As a fun afternoon project I threw together a cargo plugin that returns sarcastic error messages based off a reddit comment. Pretty quickly I realized that it was basically an i18n problem, just translating the error messages into a different speech pattern rather than a different language.

As well as the lack of structured parameters in the json output (which I ignored by just adding suffixes onto a couple of messages), the biggest thing I ended up having to implement to get even a single message output was the rendering around the messages, bolding/colourizing the correct text and formatting all the spans together.

It feels like there’s 3 major stages to outputting each message; gathering all the context (error code, parameters, spans, etc.), producing translated strings (the main error message, labels for the spans, etc.) and outputting the result somewhere (console, IDE, etc.). At the moment you have the option of rustc performing the first + second (with json output), or all three steps (by default). But, if you have rustc do just the first two steps, then perform some string matching to try and translate the pre-rendered strings, there’s no way (at least that I could find in a few minutes searching) to feed it back into rustc to do the third step for you.

It would be great if there were an easy way to drop in a replacement for just the second stage, if rustc's json output was enhanced with the rest of the context needed to render the messages, and if it provided a way to feed that json back in with the rendered messages and perform the console formatting and layout necessary; then it would be possible to work on translations externally to rustc while still getting all the nice error layout that rustc has.

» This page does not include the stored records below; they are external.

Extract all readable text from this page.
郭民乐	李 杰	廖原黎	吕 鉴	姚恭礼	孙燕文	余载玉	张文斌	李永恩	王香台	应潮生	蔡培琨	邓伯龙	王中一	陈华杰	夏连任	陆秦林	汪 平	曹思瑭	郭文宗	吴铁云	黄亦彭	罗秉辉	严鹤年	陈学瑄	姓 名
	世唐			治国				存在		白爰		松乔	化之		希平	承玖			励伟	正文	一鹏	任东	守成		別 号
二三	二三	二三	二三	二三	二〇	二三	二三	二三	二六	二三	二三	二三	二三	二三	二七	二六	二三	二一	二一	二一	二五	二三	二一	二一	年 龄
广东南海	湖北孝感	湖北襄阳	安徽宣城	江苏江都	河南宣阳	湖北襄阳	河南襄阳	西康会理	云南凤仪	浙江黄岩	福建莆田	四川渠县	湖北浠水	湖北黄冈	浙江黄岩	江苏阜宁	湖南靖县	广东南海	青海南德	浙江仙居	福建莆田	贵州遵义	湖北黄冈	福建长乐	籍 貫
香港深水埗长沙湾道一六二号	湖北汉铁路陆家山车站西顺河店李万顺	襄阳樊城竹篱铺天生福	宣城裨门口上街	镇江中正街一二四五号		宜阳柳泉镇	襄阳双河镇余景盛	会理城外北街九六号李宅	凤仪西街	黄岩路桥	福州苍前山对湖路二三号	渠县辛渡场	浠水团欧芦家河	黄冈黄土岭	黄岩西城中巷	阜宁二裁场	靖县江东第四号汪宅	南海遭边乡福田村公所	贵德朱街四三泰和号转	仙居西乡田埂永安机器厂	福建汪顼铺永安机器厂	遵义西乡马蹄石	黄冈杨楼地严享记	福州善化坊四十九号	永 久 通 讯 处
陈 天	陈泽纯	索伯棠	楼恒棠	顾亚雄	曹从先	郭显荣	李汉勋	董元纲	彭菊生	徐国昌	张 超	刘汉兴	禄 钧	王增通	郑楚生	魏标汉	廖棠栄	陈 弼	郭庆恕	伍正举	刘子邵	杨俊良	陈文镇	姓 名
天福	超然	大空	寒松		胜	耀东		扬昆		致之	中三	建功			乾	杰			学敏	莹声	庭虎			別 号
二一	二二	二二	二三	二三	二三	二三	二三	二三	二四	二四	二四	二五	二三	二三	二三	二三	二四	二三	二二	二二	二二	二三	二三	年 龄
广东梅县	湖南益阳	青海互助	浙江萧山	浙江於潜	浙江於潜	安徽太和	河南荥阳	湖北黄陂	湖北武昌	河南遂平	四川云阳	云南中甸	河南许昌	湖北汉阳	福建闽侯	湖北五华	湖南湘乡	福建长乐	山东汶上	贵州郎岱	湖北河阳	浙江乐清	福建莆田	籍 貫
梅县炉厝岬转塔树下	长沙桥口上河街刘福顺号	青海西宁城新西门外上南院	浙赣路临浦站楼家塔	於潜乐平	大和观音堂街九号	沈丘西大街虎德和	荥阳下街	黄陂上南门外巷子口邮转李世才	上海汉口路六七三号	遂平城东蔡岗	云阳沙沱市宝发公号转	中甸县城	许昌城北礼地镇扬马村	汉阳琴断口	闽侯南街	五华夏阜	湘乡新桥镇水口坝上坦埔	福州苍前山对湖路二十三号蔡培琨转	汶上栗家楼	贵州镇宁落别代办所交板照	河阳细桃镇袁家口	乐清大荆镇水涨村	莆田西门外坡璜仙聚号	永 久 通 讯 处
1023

EDIT: Just saw rustc-l10n and noticed you have the exact same issue of having to duplicate rustc's rendering :slight_smile:


#3

See also this issue about making a general purpose l10n library: https://github.com/rust-lang/rust/issues/14495


#4

I now have some more thought about the proper way of integration now that sufficient time has passed.

Integration with rustc

Basically what I wanted to do originally was like rustc -> json -> localizer -> output, however there’s inevitable problem of duplication of rendering logic, as @Nemo157 (and myself) noticed. So there have to be a better way to integrate this.

We could specify an interface for rustc to dynamically load a localizer, sort of like a compiler plugin, except not involved in actual compilation. Then tell the struct_span_xxx! macros to consult the localizer plugin before actually outputting anything. And voila, a localized rustc with localization rules out-of-tree while staying synced with the compiler!

Relation with RLS

As such a localizer will be yet another out-of-tree component tightly coupled with compiler internals, I thought whether this should be merged into the RLS. My hunch is that we shouldn’t do this, at least not until RLS is absorbed into rustc itself; also the degree of integration required is greater than a C/S architecture could provide. So IMO this localizer effort would go under a separate project.)